Rebecca was glad Brandt hadn’t shared that part of his plan.
Inside the hangar, there were seven figures. As hard as she stared at the dots, the doctor couldn’t tell friend from foe. The only one still unaccounted for was Davidson. Rebecca hugged herself as gunfire rattled off the hangar’s metal walls. The fight had turned from a cat-and-mouse game into full-out Rambo action. Brandt’s actions had narrowed the margin considerably, but they were still outnumbered.
Movement on the screen caught her eye. Someone approached. Breath caught in her throat. The dot moved too slowly, too apprehensively, to be one of her team. They knew where she was. Besides, the bulk of the fight had flowed to the other side of the hangar.

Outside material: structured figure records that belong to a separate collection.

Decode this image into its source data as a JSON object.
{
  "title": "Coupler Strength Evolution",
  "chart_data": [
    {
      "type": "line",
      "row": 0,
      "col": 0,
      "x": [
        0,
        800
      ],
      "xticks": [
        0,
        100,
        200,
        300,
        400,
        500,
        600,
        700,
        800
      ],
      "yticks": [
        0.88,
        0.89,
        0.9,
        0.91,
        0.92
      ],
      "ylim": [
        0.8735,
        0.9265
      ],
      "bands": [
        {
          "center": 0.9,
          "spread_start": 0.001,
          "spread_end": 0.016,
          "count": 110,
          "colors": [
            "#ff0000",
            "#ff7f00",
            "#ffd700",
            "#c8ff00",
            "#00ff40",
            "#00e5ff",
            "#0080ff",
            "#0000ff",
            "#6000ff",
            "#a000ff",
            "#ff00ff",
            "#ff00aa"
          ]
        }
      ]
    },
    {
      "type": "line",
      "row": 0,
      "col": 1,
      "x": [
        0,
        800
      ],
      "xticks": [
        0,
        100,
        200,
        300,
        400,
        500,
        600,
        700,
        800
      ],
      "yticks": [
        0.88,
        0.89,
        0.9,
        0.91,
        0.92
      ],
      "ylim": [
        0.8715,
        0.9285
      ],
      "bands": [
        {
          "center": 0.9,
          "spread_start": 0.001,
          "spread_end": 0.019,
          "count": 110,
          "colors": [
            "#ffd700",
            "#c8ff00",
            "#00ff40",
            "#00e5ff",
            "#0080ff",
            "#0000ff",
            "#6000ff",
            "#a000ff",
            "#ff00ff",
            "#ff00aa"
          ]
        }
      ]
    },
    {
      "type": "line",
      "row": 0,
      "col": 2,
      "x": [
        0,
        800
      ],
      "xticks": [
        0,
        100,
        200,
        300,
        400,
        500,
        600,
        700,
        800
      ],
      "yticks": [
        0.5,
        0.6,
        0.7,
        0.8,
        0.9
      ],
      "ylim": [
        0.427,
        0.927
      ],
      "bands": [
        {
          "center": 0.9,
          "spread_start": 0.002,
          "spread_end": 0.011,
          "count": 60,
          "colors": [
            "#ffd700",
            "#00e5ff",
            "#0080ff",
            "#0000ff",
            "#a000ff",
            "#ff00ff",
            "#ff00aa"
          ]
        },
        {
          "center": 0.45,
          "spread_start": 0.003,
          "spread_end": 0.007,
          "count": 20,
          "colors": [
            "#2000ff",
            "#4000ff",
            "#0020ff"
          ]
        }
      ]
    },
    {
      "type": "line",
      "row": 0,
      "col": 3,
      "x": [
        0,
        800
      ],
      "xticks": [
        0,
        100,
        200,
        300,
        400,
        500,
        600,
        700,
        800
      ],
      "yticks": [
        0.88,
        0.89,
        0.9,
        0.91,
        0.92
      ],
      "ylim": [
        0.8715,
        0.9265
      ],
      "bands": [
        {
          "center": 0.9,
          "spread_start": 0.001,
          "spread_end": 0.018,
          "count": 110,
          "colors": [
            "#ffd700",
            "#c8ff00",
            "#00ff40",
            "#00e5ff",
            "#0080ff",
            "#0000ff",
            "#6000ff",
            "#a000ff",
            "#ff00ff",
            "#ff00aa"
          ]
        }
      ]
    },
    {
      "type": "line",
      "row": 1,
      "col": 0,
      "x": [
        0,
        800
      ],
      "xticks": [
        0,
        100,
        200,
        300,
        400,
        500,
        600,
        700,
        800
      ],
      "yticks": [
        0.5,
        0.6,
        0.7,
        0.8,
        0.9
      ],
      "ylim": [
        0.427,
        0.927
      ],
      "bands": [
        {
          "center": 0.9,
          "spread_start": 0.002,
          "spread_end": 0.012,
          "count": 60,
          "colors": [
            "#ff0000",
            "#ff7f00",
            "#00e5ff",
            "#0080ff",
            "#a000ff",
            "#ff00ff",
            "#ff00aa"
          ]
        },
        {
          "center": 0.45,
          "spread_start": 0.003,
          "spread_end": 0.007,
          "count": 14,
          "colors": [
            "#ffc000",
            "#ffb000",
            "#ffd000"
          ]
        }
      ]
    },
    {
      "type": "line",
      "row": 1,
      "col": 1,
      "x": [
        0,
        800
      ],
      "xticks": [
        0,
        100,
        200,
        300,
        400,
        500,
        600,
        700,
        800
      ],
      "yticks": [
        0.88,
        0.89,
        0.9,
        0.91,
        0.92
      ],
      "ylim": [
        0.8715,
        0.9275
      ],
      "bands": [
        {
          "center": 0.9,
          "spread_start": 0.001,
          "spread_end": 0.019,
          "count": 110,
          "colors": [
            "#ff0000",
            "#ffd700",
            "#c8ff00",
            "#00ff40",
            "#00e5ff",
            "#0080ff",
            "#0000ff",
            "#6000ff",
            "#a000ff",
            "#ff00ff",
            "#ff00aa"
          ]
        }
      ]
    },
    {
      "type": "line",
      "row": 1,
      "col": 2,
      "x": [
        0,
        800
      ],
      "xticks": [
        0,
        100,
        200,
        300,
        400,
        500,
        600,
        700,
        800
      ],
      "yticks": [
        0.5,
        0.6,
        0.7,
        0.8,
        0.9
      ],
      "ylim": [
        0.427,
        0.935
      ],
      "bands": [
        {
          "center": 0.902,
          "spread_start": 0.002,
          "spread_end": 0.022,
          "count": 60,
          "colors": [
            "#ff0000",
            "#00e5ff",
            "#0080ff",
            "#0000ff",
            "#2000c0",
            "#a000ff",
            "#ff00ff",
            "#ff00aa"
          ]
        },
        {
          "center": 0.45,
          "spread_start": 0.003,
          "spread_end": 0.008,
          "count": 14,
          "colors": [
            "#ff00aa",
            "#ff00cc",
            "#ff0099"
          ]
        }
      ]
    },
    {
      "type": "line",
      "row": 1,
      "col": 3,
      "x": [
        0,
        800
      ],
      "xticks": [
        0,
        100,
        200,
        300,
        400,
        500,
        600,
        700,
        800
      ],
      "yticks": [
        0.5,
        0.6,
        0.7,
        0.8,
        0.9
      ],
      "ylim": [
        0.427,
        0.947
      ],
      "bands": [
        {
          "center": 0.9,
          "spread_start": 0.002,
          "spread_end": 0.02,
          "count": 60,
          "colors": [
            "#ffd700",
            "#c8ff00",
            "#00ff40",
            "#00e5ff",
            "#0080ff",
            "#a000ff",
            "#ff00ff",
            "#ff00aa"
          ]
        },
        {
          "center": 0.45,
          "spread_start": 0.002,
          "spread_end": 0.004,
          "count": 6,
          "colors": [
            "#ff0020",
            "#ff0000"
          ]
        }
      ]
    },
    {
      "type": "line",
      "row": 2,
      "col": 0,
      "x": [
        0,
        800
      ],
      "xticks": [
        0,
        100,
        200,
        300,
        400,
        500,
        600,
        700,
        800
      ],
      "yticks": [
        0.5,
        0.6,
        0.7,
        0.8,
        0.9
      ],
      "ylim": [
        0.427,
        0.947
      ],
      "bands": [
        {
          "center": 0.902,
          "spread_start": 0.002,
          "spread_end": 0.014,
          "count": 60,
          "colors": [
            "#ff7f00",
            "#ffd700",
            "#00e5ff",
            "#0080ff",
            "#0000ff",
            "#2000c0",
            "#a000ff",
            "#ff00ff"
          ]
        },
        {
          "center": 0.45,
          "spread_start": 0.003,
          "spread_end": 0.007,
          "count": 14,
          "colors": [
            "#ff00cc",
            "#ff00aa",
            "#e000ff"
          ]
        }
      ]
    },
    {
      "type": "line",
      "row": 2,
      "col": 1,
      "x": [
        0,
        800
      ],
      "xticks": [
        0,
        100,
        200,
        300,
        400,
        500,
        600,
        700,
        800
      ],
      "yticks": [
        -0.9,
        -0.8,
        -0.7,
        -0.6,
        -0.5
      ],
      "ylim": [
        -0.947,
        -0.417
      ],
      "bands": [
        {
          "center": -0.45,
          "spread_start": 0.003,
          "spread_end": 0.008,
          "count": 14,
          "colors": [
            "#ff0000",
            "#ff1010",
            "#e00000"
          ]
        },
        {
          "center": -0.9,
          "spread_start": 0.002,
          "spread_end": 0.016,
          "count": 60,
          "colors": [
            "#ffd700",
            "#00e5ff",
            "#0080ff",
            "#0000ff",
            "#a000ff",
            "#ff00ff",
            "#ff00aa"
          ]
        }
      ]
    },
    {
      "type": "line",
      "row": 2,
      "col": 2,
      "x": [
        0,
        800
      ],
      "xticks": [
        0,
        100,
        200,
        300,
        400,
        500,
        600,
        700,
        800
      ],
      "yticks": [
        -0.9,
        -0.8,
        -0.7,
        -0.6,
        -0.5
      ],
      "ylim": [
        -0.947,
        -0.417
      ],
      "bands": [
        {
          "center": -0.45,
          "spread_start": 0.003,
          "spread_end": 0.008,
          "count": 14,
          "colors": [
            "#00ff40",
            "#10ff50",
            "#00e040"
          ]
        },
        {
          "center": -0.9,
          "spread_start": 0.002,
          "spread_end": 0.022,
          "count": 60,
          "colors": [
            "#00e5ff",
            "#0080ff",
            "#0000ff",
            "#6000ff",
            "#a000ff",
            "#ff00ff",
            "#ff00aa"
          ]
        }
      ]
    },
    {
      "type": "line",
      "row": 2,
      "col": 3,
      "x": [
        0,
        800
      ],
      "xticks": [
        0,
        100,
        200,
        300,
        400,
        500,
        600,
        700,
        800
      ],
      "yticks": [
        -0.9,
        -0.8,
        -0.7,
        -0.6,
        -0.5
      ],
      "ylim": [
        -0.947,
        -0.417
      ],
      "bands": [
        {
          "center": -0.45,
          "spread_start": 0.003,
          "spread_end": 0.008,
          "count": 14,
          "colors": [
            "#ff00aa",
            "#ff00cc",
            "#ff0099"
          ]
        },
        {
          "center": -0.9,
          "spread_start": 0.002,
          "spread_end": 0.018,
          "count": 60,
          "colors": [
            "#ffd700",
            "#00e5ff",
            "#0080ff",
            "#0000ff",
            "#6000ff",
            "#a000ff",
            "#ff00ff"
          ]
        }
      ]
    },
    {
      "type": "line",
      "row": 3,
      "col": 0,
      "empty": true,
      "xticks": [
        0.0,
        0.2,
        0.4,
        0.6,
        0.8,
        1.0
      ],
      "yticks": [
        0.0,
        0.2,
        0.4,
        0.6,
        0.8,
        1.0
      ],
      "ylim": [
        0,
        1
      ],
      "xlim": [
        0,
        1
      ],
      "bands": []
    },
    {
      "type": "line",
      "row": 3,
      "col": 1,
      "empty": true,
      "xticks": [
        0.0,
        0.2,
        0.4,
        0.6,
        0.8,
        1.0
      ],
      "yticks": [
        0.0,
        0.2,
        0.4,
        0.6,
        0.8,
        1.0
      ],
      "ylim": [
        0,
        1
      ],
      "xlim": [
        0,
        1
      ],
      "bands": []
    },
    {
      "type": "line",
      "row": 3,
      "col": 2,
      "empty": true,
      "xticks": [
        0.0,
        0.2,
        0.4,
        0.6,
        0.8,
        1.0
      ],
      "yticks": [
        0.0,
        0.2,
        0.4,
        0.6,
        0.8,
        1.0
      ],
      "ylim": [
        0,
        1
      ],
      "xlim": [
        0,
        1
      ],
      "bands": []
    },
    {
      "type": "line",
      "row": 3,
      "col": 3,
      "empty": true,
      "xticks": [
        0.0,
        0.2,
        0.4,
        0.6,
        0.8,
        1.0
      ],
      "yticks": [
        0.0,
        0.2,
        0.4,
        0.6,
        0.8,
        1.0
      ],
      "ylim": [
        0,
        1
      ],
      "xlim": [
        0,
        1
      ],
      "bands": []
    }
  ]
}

Cautiously, Rebecca tried to creep further under the debris, but a slab of roof blocked her path. She was at a dead end in this metal labyrinth, but the dot continued its unerring path toward her.
Crap, did they have handheld scanners? Could he sense her heat? Home in on her location? The only exit was past the gunman. Should she cry out to attract Brandt’s attention? But she remembered Davidson’s actions earlier. Never give away your position. So there she sat, staring at the dim screen, watching her attacker come, step-by-step, closer to discovering her.